By Jill Ament, Laura Rice & Shelly BrisbinAugust 3, 2021 7:06 am,

Central Texas doctors say the number of pregnant women being hospitalized with COVID-19 has increased significantly. Some have been put on ventilators; others are on life support. Doctors who specialize in maternal and fetal care are urging pregnant people who have not yet been vaccinated against COVID-19 to get the vaccine now.

Dr. Jessica Ehrig specializes in maternal-fetal medicine at the Baylor Scott & White Clinic in Temple, Texas. She told Texas Standard that what she’s seen among patients during the recent spread of the delta variant of the coronavirus has been very different than what she saw during previous surges.

“We’re taking care of more ICU-critical pregnant patients right now than we have ever before in the pandemic,” she said.

Before the delta variant, Ehrig says pregnant women with COVID-19 wouldn’t usually experience symptoms. Only occasionally would a pregnant woman require hospitalization. But that is changing, she says.
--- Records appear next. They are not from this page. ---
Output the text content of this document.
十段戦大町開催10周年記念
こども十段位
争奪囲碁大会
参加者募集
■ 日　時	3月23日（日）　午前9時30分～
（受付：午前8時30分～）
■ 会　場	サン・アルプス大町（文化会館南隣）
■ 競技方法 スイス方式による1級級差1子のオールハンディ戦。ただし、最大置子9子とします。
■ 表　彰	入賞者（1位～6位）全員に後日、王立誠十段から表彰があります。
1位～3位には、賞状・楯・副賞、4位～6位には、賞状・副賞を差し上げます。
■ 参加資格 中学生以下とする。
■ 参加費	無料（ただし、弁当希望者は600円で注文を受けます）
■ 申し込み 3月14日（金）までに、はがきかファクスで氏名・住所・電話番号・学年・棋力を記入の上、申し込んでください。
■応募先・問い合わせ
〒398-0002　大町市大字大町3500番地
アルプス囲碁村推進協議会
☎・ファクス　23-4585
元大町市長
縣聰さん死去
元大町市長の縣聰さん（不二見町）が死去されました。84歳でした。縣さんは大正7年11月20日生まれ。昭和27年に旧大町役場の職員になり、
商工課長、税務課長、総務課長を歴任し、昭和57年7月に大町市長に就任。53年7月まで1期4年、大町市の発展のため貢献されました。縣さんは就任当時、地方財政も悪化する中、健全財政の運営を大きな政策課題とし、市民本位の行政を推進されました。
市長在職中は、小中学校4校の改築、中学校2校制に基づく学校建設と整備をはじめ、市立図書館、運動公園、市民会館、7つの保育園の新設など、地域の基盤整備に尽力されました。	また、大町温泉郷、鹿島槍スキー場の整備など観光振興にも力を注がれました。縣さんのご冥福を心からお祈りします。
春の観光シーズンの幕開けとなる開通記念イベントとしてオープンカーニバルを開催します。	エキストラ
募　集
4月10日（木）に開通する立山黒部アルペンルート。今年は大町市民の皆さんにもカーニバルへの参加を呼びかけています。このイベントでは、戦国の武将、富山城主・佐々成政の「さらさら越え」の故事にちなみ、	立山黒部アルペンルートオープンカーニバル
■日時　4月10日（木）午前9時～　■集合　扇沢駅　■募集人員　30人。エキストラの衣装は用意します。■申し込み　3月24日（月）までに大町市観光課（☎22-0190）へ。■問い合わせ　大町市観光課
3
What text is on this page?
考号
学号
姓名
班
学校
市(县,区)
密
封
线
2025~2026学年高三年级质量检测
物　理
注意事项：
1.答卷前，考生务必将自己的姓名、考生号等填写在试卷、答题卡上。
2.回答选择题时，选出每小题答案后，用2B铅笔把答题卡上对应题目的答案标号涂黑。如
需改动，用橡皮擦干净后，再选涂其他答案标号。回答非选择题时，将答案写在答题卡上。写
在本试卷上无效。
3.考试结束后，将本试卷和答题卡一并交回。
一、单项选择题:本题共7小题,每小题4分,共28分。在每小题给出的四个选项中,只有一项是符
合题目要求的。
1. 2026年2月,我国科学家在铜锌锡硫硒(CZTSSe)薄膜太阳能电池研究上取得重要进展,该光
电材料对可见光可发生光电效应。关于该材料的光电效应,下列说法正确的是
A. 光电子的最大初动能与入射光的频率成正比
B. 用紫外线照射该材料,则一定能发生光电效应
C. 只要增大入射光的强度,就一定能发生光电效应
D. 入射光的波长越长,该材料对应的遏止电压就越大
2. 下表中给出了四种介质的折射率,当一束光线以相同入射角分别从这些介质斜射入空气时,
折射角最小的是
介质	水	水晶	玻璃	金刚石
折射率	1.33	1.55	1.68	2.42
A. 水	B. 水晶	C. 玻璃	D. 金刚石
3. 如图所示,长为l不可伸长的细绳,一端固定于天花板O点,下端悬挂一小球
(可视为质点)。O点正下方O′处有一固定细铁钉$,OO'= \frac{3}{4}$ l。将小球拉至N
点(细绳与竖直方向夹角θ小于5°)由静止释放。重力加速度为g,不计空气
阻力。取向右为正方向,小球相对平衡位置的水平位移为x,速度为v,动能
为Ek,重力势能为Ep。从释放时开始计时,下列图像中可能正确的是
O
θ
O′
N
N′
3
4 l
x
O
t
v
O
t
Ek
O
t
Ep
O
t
“With the COVID [delta] variant and with the surge that we’re seeing, they’re more likely to be hospitalized, they’re more likely to end up in the ICU, they’re more likely to be intubated, they’re more likely to need life support measures like ECMO [extracorporeal membrane oxygenation] and unfortunately, they’re at increased risk of maternal death as well,” Ehrig said.

ECMO is a treatment that pumps and oxygenates blood outside of the body.

Ehrig says her hospital is seeing more pregnant patients now than it has at any other time during the pandemic.

She says many pregnant women fear COVID-19 vaccines because they’re uncertain of the potential impact on their unborn child. That hesitancy is having an effect on the overall vaccination rates of pregnant women.

“Unfortunately, our pregnant population has some of the lowest vaccine rates of any population,” Ehrig said.

But she and other doctors try to educate pregnant women about the risks they and their babies face if they contract COVID-19, including premature birth, growth restriction and stillbirth.

“We can prevent some of this with the vaccine,” Ehrig said. “And right now, we have more vaccine safety then we had seven months ago.”

Ehrig says that 140,000 pregnant women nationwide have gotten the vaccine, and a study of 35,000 women, reported in the New England Journal of Medicine, found no increase in side effects or negative consequences for babies born to those women. She says the antibodies provided by the vaccine not only protected the pregnant women, but their babies as well.

“These same antibodies are found in breast milk for moms, after they deliver, so [they] continue to provide protection for baby after delivery,” she said.

Ehrig says the spread of the delta variant of COVID-19 is a crisis, and says getting vaccinated is an important means of reducing its impact.

“The best way to protect your baby and yourself is for you to get vaccinated,” Ehrig said.

She says family members should also be vaccinated, wear masks and maintain social distance whenever possible.